Wednesday morning’s Mainichi print newspaper reported that Yoshihara had been described as “assassinated” in an update to his Wikipedia page six hours before the attack even took place.

Mainichi must have thought they had quite a scoop there to have put it into the morning news and on their online edition without a ton of fact checking.
Mainichi splashed headlines with accusations of murder against “Popons”, the person who updated the Wikipedia site.

If Popons had really marked the people as “assassinated” six hours before they were even dead, certainly Mainichi would have had a scoop on their hands. The problem is that Wikipedia is set to UTC time, not Japan time. Thus, the timing of edits is in UTC, not Japan Standard time. Popons actually edited the Wikipedia entry.

When Popons found out he was being accused and that a big deal was being made of his editing the Wikipedia entry, he went to his local police station and apologized for causing all the trouble.

Needless to say, no one really thought Popons should have had to apologize for anything. The real problem is Mainichi, whoever wrote the article, and whoever did the fact checking (if they do that kind of thing at Mainichi at all).

As far as I know Mainichi has yet to apologize to anyone or even write a retraction.
On top of all this, many Japanese morning news shows feature the morning headlines… so Popons was in the end accused on one nationally televised morning news show (which must have been the only news show to have gone on the air without checking the internet for the reliability of the Popons story).

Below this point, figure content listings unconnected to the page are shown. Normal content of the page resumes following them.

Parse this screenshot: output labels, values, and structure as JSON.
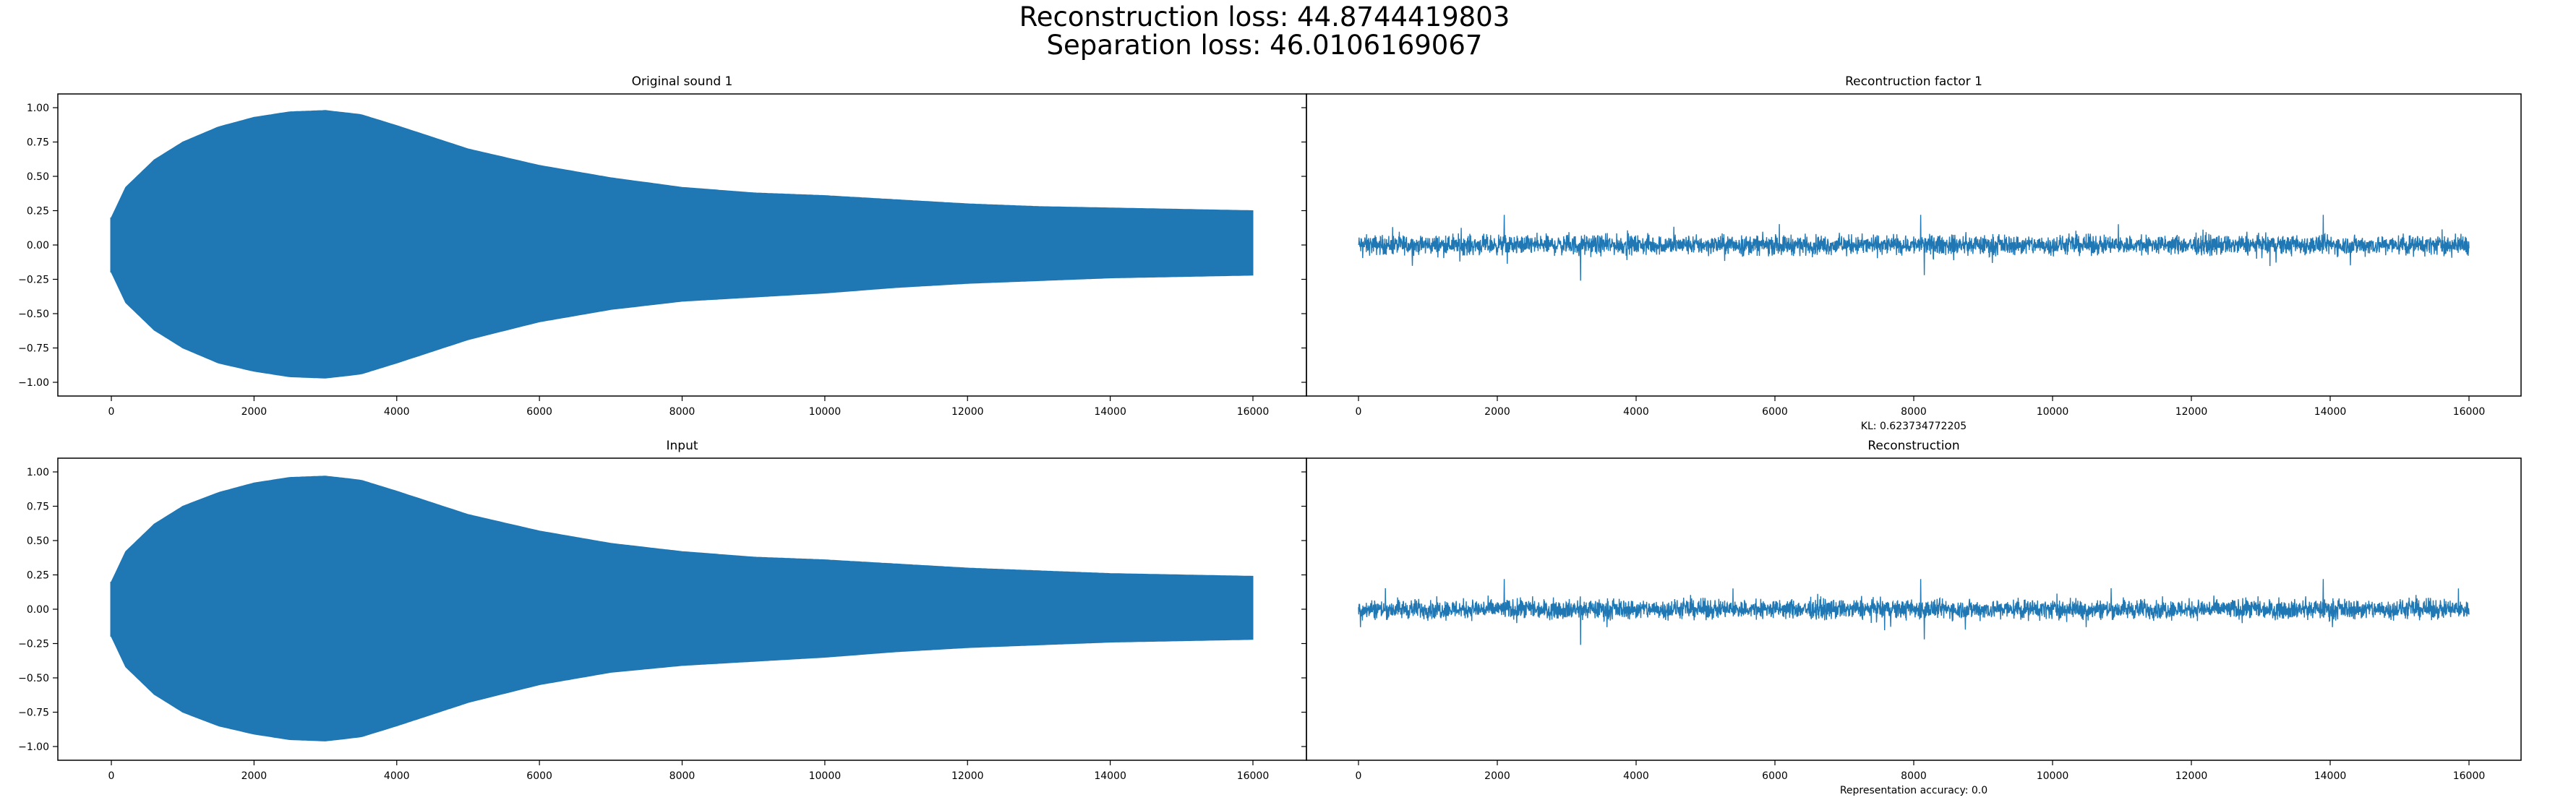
{
  "figure": {
    "title_line1": "Reconstruction loss: 44.8744419803",
    "title_line2": "Separation loss: 46.0106169067"
  },
  "colors": {
    "series": "#1f77b4",
    "axes": "#000000",
    "background": "#ffffff"
  },
  "chart_data": [
    {
      "type": "line",
      "title": "Original sound 1",
      "xlabel": "",
      "ylabel": "",
      "xlim": [
        -750,
        16750
      ],
      "ylim": [
        -1.1,
        1.1
      ],
      "xticks": [
        0,
        2000,
        4000,
        6000,
        8000,
        10000,
        12000,
        14000,
        16000
      ],
      "yticks": [
        -1.0,
        -0.75,
        -0.5,
        -0.25,
        0.0,
        0.25,
        0.5,
        0.75,
        1.0
      ],
      "ytick_labels": [
        "−1.00",
        "−0.75",
        "−0.50",
        "−0.25",
        "0.00",
        "0.25",
        "0.50",
        "0.75",
        "1.00"
      ],
      "signal": "dense oscillation",
      "envelope": [
        [
          0,
          0.2
        ],
        [
          200,
          0.42
        ],
        [
          600,
          0.62
        ],
        [
          1000,
          0.75
        ],
        [
          1500,
          0.86
        ],
        [
          2000,
          0.93
        ],
        [
          2500,
          0.97
        ],
        [
          3000,
          0.98
        ],
        [
          3500,
          0.95
        ],
        [
          4000,
          0.87
        ],
        [
          5000,
          0.7
        ],
        [
          6000,
          0.58
        ],
        [
          7000,
          0.49
        ],
        [
          8000,
          0.42
        ],
        [
          9000,
          0.38
        ],
        [
          10000,
          0.36
        ],
        [
          11000,
          0.33
        ],
        [
          12000,
          0.3
        ],
        [
          13000,
          0.28
        ],
        [
          14000,
          0.27
        ],
        [
          15000,
          0.26
        ],
        [
          16000,
          0.25
        ]
      ],
      "envelope_bottom": [
        [
          0,
          -0.2
        ],
        [
          200,
          -0.42
        ],
        [
          600,
          -0.62
        ],
        [
          1000,
          -0.75
        ],
        [
          1500,
          -0.86
        ],
        [
          2000,
          -0.92
        ],
        [
          2500,
          -0.96
        ],
        [
          3000,
          -0.97
        ],
        [
          3500,
          -0.94
        ],
        [
          4000,
          -0.86
        ],
        [
          5000,
          -0.69
        ],
        [
          6000,
          -0.56
        ],
        [
          7000,
          -0.47
        ],
        [
          8000,
          -0.41
        ],
        [
          9000,
          -0.38
        ],
        [
          10000,
          -0.35
        ],
        [
          11000,
          -0.31
        ],
        [
          12000,
          -0.28
        ],
        [
          13000,
          -0.26
        ],
        [
          14000,
          -0.24
        ],
        [
          15000,
          -0.23
        ],
        [
          16000,
          -0.22
        ]
      ],
      "show_yticklabels": true,
      "footer": ""
    },
    {
      "type": "line",
      "title": "Recontruction factor 1",
      "xlabel": "",
      "ylabel": "",
      "xlim": [
        -750,
        16750
      ],
      "ylim": [
        -1.1,
        1.1
      ],
      "xticks": [
        0,
        2000,
        4000,
        6000,
        8000,
        10000,
        12000,
        14000,
        16000
      ],
      "signal": "noise",
      "noise_amplitude": 0.1,
      "noise_spikes": [
        [
          3200,
          0.28
        ],
        [
          3200,
          -0.26
        ],
        [
          2100,
          0.22
        ],
        [
          8100,
          0.22
        ],
        [
          8150,
          -0.22
        ],
        [
          13900,
          0.22
        ]
      ],
      "show_yticklabels": false,
      "footer": "KL: 0.623734772205"
    },
    {
      "type": "line",
      "title": "Input",
      "xlabel": "",
      "ylabel": "",
      "xlim": [
        -750,
        16750
      ],
      "ylim": [
        -1.1,
        1.1
      ],
      "xticks": [
        0,
        2000,
        4000,
        6000,
        8000,
        10000,
        12000,
        14000,
        16000
      ],
      "yticks": [
        -1.0,
        -0.75,
        -0.5,
        -0.25,
        0.0,
        0.25,
        0.5,
        0.75,
        1.0
      ],
      "ytick_labels": [
        "−1.00",
        "−0.75",
        "−0.50",
        "−0.25",
        "0.00",
        "0.25",
        "0.50",
        "0.75",
        "1.00"
      ],
      "signal": "dense oscillation",
      "envelope": [
        [
          0,
          0.2
        ],
        [
          200,
          0.42
        ],
        [
          600,
          0.62
        ],
        [
          1000,
          0.75
        ],
        [
          1500,
          0.85
        ],
        [
          2000,
          0.92
        ],
        [
          2500,
          0.96
        ],
        [
          3000,
          0.97
        ],
        [
          3500,
          0.94
        ],
        [
          4000,
          0.86
        ],
        [
          5000,
          0.69
        ],
        [
          6000,
          0.57
        ],
        [
          7000,
          0.48
        ],
        [
          8000,
          0.42
        ],
        [
          9000,
          0.38
        ],
        [
          10000,
          0.36
        ],
        [
          11000,
          0.33
        ],
        [
          12000,
          0.3
        ],
        [
          13000,
          0.28
        ],
        [
          14000,
          0.26
        ],
        [
          15000,
          0.25
        ],
        [
          16000,
          0.24
        ]
      ],
      "envelope_bottom": [
        [
          0,
          -0.2
        ],
        [
          200,
          -0.42
        ],
        [
          600,
          -0.62
        ],
        [
          1000,
          -0.75
        ],
        [
          1500,
          -0.85
        ],
        [
          2000,
          -0.91
        ],
        [
          2500,
          -0.95
        ],
        [
          3000,
          -0.96
        ],
        [
          3500,
          -0.93
        ],
        [
          4000,
          -0.85
        ],
        [
          5000,
          -0.68
        ],
        [
          6000,
          -0.55
        ],
        [
          7000,
          -0.46
        ],
        [
          8000,
          -0.41
        ],
        [
          9000,
          -0.38
        ],
        [
          10000,
          -0.35
        ],
        [
          11000,
          -0.31
        ],
        [
          12000,
          -0.28
        ],
        [
          13000,
          -0.26
        ],
        [
          14000,
          -0.24
        ],
        [
          15000,
          -0.23
        ],
        [
          16000,
          -0.22
        ]
      ],
      "show_yticklabels": true,
      "footer": ""
    },
    {
      "type": "line",
      "title": "Reconstruction",
      "xlabel": "",
      "ylabel": "",
      "xlim": [
        -750,
        16750
      ],
      "ylim": [
        -1.1,
        1.1
      ],
      "xticks": [
        0,
        2000,
        4000,
        6000,
        8000,
        10000,
        12000,
        14000,
        16000
      ],
      "signal": "noise",
      "noise_amplitude": 0.1,
      "noise_spikes": [
        [
          3200,
          0.28
        ],
        [
          3200,
          -0.26
        ],
        [
          2100,
          0.22
        ],
        [
          8100,
          0.22
        ],
        [
          8150,
          -0.22
        ],
        [
          13900,
          0.22
        ]
      ],
      "show_yticklabels": false,
      "footer": "Representation accuracy: 0.0"
    }
  ]
}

A common theme in the Japanese Twitter world, BBSs, and blogs can be summed up by saying,
“Poor Popons.”

Another big topic on the net was just how large the word Popons was written. Mainichi must have thought it had the scoop of the year with this one!

This particular article ends with the claim that the police are hot on the trail of a fleeing “Popons”. Completely false.


1 George Donnelly November 21, 2008 at 1:01 pm

Hilarious. Nice article.

btw your title tag for this page appears to be filled with your tags for this post. Is that working? I find title tags under 35 (or was it 50?) words that are meaningful, still have the keywords and arouse interest are most useful.

2 jay November 21, 2008 at 2:52 pm

Mainichi Shimbun has been losing a lot of public trust lately and this is just another case of them dropping the ball. It’s one thing for them to have accused poor Popons, but another thing to try to cover it up… and yet another thing to cover it up so darn unsuccessfully!

I think the extra title tags were from the title tag plugin. I don’t think it was making much difference. The new mystery is why I have two title tags. Thanks as always for the heads up and advice!